Taylor series of natural log?
I have a weird sum and I figure that it should be Taylor series of natural log. However, I try my best but I can not transform it base on equation on wikipedia. Please help.
Need-to-transform sum: lim (n->infi) (sigma k: 1->n) [of] (1/(n+k))
(like 1/n + 1/(n+1) + 1/(n+2) + ... + 1/2n)
Suspected to be equal to: ln(1/2)
Taylor series of ln: ln (x) = (sigma n: 1->infi) [of] (-1)^(n+1) * (x-1)^n / n
Comments
The ln(x) function requires care because if you try to evaluate it at x = 0, those derivatives ( ~ x^{-n} for n > 0) will diverge. That is why the taylor series given looks the way it does. In fact, the way you get that Taylor series is you start with something else, and then modify it in the end so you get ln(x). This is what I mean,
a *very* well known series is 1 / (1 - x) = Sum x^k, from k = 0 to infinity, valid for |x| < 1, this is the radius of convergence. If this is not known to you, take a second to derive it from Taylor's theorem.
Now let x -> -x = (-1)x, the above becomes
1 / (1 + x) = Sum (-1)^k x^k
integrate both sides
integral dx / (1 + x) = integral sum (-1)^k x^k dx
An argument can be made that permits interchanging the order of integration and summation on the right-hand side (we can talk about it if you like, but I will just suggest at the moment that we accept it is true),
integral dx / (1 + x) = sum integral (-1)^k x^k dx
ln (1 + x) = Sum (-1)^k x^{k + 1} / (k + 1) for k = 0 to infinity
now let x --> x - 1, then ln(1 + x) = ln (1 + x - 1) = ln (x)
ln (x) = Sum (-1)^k (x - 1)^{k + 1} / (k + 1) for k = 0 to infinity
reindex, let n = k + 1 --> at k = 0 we have n = 1, and at k = infinity we have n = infinity, further note that this implies n = k + 1 --> k = n - 1, so (-1)^k = (-1)^(n - 1)
thus
ln (x) = Sum (-1)^{n - 1} (x - 1)^n / n for n = 1 to infinity
now, they have (-1)^{n + 1} and I have (-1)^{n - 1}, you should convince yourself that these are the same for any n, i.e. it takes on a value of only 1 (if the exponent is even or zero) and -1 (if the exponent is odd), so we can write it the way they have on wiki without consequence,
ln (x) = Sum (-1)^{n + 1} (x - 2)^n / n for n = 1 to infinity
ok, with that out of the way: is what you have equal to ln (1/2)?

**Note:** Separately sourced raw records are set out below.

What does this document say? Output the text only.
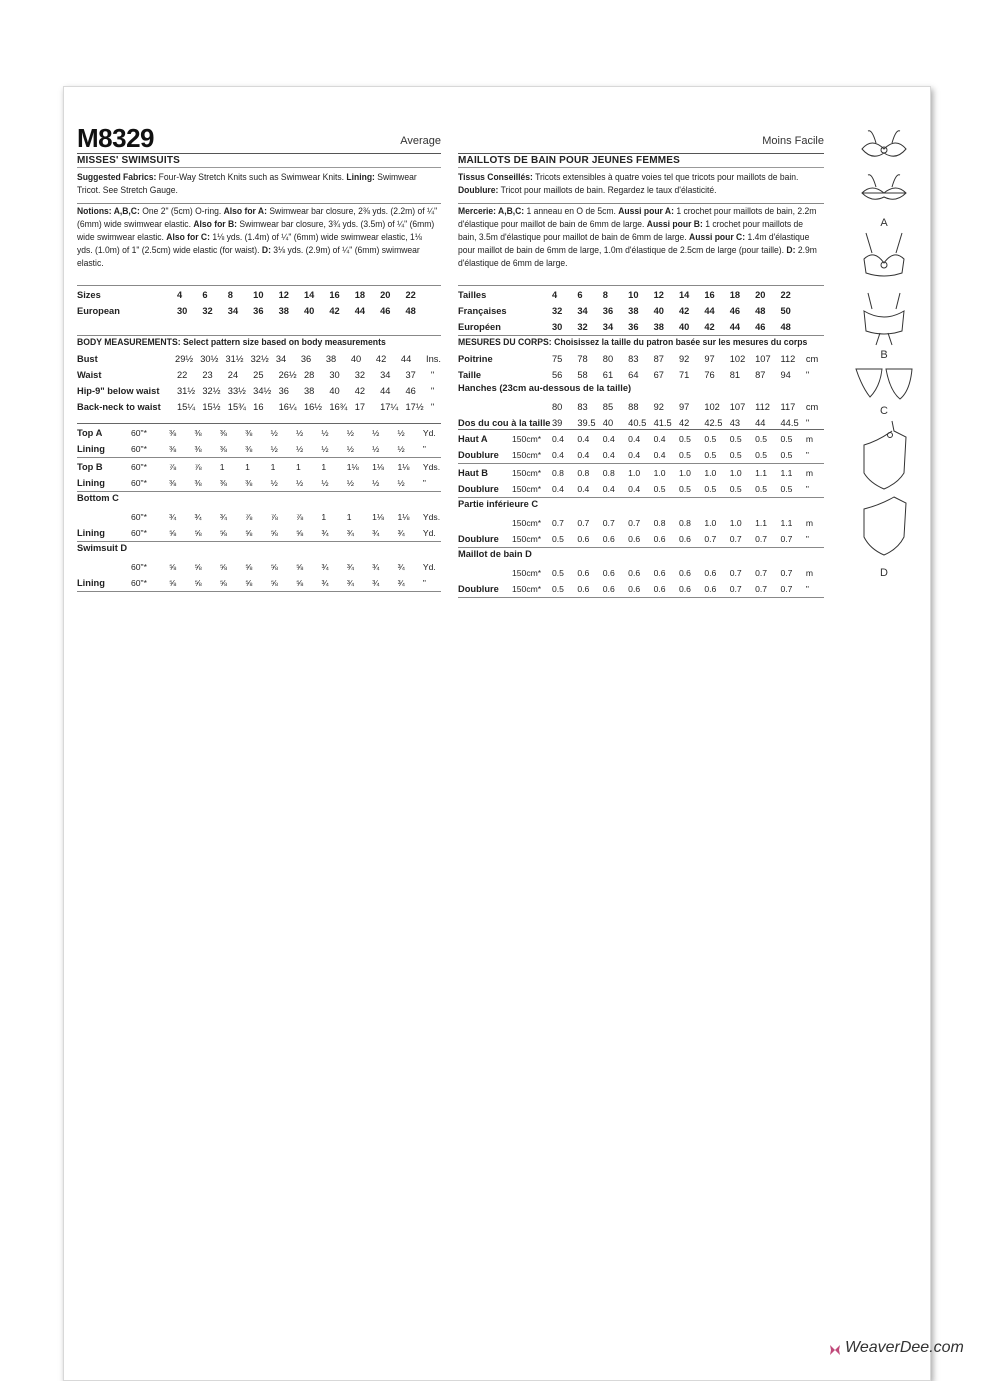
M8329	Average
MISSES' SWIMSUITS
Suggested Fabrics: Four-Way Stretch Knits such as Swimwear Knits. Lining: Swimwear Tricot. See Stretch Gauge.
Notions: A,B,C: One 2" (5cm) O-ring. Also for A: Swimwear bar closure, 2⅜ yds. (2.2m) of ¼" (6mm) wide swimwear elastic. Also for B: Swimwear bar closure, 3¾ yds. (3.5m) of ¼" (6mm) wide swimwear elastic. Also for C: 1⅛ yds. (1.4m) of ¼" (6mm) wide swimwear elastic, 1⅛ yds. (1.0m) of 1" (2.5cm) wide elastic (for waist). D: 3⅛ yds. (2.9m) of ¼" (6mm) swimwear elastic.
Sizes	4	6	8	10	12	14	16	18	20	22
European	30	32	34	36	38	40	42	44	46	48
BODY MEASUREMENTS: Select pattern size based on body measurements
Bust	29½	30½	31½	32½	34	36	38	40	42	44	Ins.
Waist	22	23	24	25	26½	28	30	32	34	37	"
Hip-9" below waist	31½	32½	33½	34½	36	38	40	42	44	46	"
Back-neck to waist	15¼	15½	15¾	16	16¼	16½	16¾	17	17¼	17½	"
Top A	60"*	⅜	⅜	⅜	⅜	½	½	½	½	½	½	Yd.
Lining	60"*	⅜	⅜	⅜	⅜	½	½	½	½	½	½	"
Top B	60"*	⅞	⅞	1	1	1	1	1	1⅛	1⅛	1⅛	Yds.
Lining	60"*	⅜	⅜	⅜	⅜	½	½	½	½	½	½	"
Bottom C
	60"*	¾	¾	¾	⅞	⅞	⅞	1	1	1⅛	1⅛	Yds.
Lining	60"*	⅝	⅝	⅝	⅝	⅝	⅝	¾	¾	¾	¾	Yd.
Swimsuit D
	60"*	⅝	⅝	⅝	⅝	⅝	⅝	¾	¾	¾	¾	Yd.
Lining	60"*	⅝	⅝	⅝	⅝	⅝	⅝	¾	¾	¾	¾	"
Moins Facile
MAILLOTS DE BAIN POUR JEUNES FEMMES
Tissus Conseillés: Tricots extensibles à quatre voies tel que tricots pour maillots de bain.
Doublure: Tricot pour maillots de bain. Regardez le taux d'élasticité.
Mercerie: A,B,C: 1 anneau en O de 5cm. Aussi pour A: 1 crochet pour maillots de bain, 2.2m d'élastique pour maillot de bain de 6mm de large. Aussi pour B: 1 crochet pour maillots de bain, 3.5m d'élastique pour maillot de bain de 6mm de large. Aussi pour C: 1.4m d'élastique pour maillot de bain de 6mm de large, 1.0m d'élastique de 2.5cm de large (pour taille). D: 2.9m d'élastique de 6mm de large.
Tailles	4	6	8	10	12	14	16	18	20	22
Françaises	32	34	36	38	40	42	44	46	48	50
Européen	30	32	34	36	38	40	42	44	46	48
MESURES DU CORPS: Choisissez la taille du patron basée sur les mesures du corps
Poitrine	75	78	80	83	87	92	97	102	107	112	cm
Taille	56	58	61	64	67	71	76	81	87	94	"
Hanches (23cm au-dessous de la taille)
	80	83	85	88	92	97	102	107	112	117	cm
Dos du cou à la taille	39	39.5	40	40.5	41.5	42	42.5	43	44	44.5	"
Haut A	150cm*	0.4	0.4	0.4	0.4	0.4	0.5	0.5	0.5	0.5	0.5	m
Doublure	150cm*	0.4	0.4	0.4	0.4	0.4	0.5	0.5	0.5	0.5	0.5	"
Haut B	150cm*	0.8	0.8	0.8	1.0	1.0	1.0	1.0	1.0	1.1	1.1	m
Doublure	150cm*	0.4	0.4	0.4	0.4	0.5	0.5	0.5	0.5	0.5	0.5	"
Partie inférieure C
	150cm*	0.7	0.7	0.7	0.7	0.8	0.8	1.0	1.0	1.1	1.1	m
Doublure	150cm*	0.5	0.6	0.6	0.6	0.6	0.6	0.7	0.7	0.7	0.7	"
Maillot de bain D
	150cm*	0.5	0.6	0.6	0.6	0.6	0.6	0.6	0.7	0.7	0.7	m
Doublure	150cm*	0.5	0.6	0.6	0.6	0.6	0.6	0.6	0.7	0.7	0.7	"
A
B
C
D
WeaverDee.com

you have Sum (1 / (n + k)) for k = 1 to n
first of all, this is a finite sum, so it can never be exactly equal to ln(1/2) as per out previous analysis.
We can stop there if that is satisfying, you need an infinite number of terms to get ln(1/2) and you do not, so you cannot show one equals the other.
If you want more convincing, try to seek ln(1/2) as an expansion,
recall ln (1 + x) = Sum (-1)^k x^{k + 1} / (k + 1) for k = 0 to infinity from our previous work,
so for |x| < 1 this is valid, we can make x = -1/2 = (-1) 1/2
ln(1 - 1/2) = ln (1/2) = Sum (-1)^k (-1)^{k+1} (1/2)^{k + 1} / {k + 1}
ln (1/2) = Sum (-1)^{2k + 1} (1/2)^{k + 1} / {k + 1}
now, 2k + 1 is *always* odd for any k (convince yourself), so (-1)^{2k + 1} = -1, this makes sense since ln(1/2) is negative,
ln (1/2) = - Sum (1/2)^{k + 1} / {k + 1}
reindex n = k + 1 -->
ln (1/2) = - sum (1/2)^n / n for n = 1 to infinity
Notice this does not look like what you have at all.
The word 'natural' is probably a misnomer. Base 10 is certainly easier to use for common calculations, but e comes into mathematics very soon and for many purposes e is the base that fits the mathematicians. It is all to do with the exponential function and all its ramifications. Consult a text book on this and a bit of math history. Napier did not use e as his base when he invented logarithms. Neither did he use base 10.